Spay and Neuter Program
By spaying or neutering your pet, you’ll help control the pet homelessness crisis, which results in millions of healthy dogs and cats being euthanized in the United States each year simply because there aren’t enough homes to go around. There are also medical and behavioral benefits to spaying (female pets) and neutering (male pets) your animals.
Your spayed female pet won’t go into heat. While cycles can vary, females are usually in for 2-4 weeks, and this happens every 6 months.
Your male dog will be less likely to roam away from home. An intact male will do just about anything to find a mate, including finding creative ways to escape from the house. Once he’s free to roam, he risks injury in traffic and fights with other male animals.
Your neutered male may be better behaved. Unneutered dogs are more likely to mark their territory by spraying strong-smelling urine all over the house. Your dog might be less likely to mount other dogs, people and inanimate objects after he’s neutered.
Spaying/neutering your pets is also highly cost-effective. The cost of your pet’s spay/neuter surgery is far less than the cost of having and caring for a litter, as well as the cost of uterine and testicular cancers.
Debunking Spay/Neuter Myths
Spaying or neutering will not cause your pet to become overweight. Lack of exercise and overfeeding will cause your pet to pack on the extra pounds—not spay/neuter. Your pet will remain fit and trim as long as you continue to provide exercise and monitor her food intake.
Neutering is not as a quick fix for all behavior problems. Although neutering your pet often reduces undesirable behaviors caused by a higher level of testosterone, there’s no guarantee that your dog’s behavior will change after he’s neutered.

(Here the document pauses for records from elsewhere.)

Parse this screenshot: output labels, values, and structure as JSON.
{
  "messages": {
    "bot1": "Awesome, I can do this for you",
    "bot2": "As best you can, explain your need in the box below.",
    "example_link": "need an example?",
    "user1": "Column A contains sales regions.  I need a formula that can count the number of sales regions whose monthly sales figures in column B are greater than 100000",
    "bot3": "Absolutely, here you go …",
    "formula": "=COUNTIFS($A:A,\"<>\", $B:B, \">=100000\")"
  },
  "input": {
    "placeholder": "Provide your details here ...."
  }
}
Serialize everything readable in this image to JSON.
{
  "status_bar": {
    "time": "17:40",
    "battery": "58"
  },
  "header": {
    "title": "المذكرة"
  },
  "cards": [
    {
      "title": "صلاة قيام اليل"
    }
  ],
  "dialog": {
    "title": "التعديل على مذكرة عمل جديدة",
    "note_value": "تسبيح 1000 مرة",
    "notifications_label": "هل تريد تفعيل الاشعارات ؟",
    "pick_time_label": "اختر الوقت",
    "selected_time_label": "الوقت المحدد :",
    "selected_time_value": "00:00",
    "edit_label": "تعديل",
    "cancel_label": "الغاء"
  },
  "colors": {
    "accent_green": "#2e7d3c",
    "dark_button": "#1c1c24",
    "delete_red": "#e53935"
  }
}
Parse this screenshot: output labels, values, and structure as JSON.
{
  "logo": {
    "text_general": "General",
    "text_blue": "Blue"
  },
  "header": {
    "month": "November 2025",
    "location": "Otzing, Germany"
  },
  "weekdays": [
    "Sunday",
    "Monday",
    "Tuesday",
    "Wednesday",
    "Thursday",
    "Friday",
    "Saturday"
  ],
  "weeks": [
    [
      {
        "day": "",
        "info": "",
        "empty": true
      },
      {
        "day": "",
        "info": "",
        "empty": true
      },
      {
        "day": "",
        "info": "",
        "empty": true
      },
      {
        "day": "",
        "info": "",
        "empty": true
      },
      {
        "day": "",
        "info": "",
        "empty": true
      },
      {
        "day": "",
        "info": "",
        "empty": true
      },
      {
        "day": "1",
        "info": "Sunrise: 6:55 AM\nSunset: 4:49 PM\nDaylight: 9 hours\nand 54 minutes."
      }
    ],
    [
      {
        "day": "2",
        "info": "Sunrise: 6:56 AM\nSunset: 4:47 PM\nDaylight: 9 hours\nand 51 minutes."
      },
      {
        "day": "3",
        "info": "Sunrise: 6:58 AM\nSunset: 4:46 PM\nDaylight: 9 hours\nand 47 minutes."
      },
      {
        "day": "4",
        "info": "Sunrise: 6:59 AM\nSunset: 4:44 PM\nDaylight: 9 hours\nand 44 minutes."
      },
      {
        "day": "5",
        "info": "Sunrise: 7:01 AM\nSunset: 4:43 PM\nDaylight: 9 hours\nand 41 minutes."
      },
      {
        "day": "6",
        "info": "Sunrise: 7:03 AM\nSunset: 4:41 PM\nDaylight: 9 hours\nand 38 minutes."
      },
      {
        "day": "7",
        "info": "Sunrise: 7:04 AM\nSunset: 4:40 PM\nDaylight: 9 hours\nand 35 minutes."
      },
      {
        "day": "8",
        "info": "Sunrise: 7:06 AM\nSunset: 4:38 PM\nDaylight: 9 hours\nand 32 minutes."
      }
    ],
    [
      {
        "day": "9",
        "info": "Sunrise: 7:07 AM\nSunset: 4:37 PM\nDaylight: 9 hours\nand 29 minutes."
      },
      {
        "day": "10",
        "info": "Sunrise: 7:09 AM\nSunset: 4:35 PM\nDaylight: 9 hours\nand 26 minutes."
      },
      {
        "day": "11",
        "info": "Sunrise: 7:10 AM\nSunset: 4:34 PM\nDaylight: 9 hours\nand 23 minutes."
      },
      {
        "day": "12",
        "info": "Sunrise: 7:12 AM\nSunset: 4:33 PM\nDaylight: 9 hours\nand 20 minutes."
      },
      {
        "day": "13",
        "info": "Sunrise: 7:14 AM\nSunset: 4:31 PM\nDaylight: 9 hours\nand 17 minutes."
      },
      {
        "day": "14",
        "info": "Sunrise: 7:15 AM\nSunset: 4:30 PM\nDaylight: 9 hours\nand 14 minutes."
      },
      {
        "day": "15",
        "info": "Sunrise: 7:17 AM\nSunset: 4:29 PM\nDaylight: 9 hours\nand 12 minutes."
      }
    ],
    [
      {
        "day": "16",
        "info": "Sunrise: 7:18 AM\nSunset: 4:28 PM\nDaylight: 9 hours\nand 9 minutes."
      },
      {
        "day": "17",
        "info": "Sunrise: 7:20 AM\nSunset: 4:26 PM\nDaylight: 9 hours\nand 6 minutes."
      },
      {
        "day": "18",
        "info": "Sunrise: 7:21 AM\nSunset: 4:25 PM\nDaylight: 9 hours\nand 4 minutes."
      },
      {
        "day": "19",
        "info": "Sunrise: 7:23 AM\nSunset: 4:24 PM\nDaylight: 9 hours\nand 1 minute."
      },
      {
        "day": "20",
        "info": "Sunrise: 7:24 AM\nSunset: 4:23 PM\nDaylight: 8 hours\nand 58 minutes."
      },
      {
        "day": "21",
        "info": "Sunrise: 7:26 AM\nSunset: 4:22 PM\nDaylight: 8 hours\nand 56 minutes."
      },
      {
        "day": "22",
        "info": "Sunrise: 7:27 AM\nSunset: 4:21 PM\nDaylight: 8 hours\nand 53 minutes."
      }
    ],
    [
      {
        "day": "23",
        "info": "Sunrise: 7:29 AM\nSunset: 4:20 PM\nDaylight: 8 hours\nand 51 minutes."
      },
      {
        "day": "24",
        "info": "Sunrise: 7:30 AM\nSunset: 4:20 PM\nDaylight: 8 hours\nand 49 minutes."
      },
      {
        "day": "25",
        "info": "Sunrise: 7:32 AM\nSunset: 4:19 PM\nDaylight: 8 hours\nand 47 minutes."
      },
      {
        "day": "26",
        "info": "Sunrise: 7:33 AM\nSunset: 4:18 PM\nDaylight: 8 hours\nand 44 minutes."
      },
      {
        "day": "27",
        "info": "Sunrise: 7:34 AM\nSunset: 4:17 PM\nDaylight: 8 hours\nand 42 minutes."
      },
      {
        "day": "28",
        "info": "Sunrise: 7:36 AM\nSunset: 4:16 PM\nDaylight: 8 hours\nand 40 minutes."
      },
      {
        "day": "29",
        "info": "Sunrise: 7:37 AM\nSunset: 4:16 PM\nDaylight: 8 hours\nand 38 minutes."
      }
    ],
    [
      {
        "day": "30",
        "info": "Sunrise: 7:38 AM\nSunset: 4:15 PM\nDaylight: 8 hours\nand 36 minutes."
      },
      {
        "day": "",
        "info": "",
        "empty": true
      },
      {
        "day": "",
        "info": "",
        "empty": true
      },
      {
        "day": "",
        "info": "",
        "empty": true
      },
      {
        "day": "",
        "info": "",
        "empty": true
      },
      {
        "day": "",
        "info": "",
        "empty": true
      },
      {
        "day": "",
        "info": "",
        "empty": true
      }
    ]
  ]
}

Although the surgery will reduce the amount of testosterone in your dog’s system, it won’t eliminate the hormone completely. Neutering will also not reduce behaviors that your pet has earned or that have become habitual. The effects of neutering are largely dependent on your dog’s individual personality, physiology and history.
Helping Your Pet Before and After Surgery
Your veterinary clinic will provide pre-surgical advice and post-operative instructions that you should follow. In general, avoid giving your pet any food after midnight the night before surgery. Although your pet may experience some discomfort after surgery, your veterinarian can take various measures to control pain. Depending on the procedure performed, medication for pain may be sent home with your pet.
Tips For a Safe and Comfortable Recovery
- Provide your pet with a quiet place to recover indoors and away from other animals.
- Prevent your pet from running and jumping for up to two weeks following surgery, or as long as your veterinarian recommends.
- Prevent your pet from licking the incision site, which may cause infection, by distracting your pet with treats or by using an E-collar.
- Avoid bathing your pet for at least ten days after surgery.
- Check the incision site daily to confirm proper healing.
If you notice any redness, swelling or discharge at the surgery site, or if the incision is open, please contact your veterinarian. Also call your veterinarian if your pet is lethargic, has a decreased appetite, is vomiting or has diarrhea or any other concerns following surgery.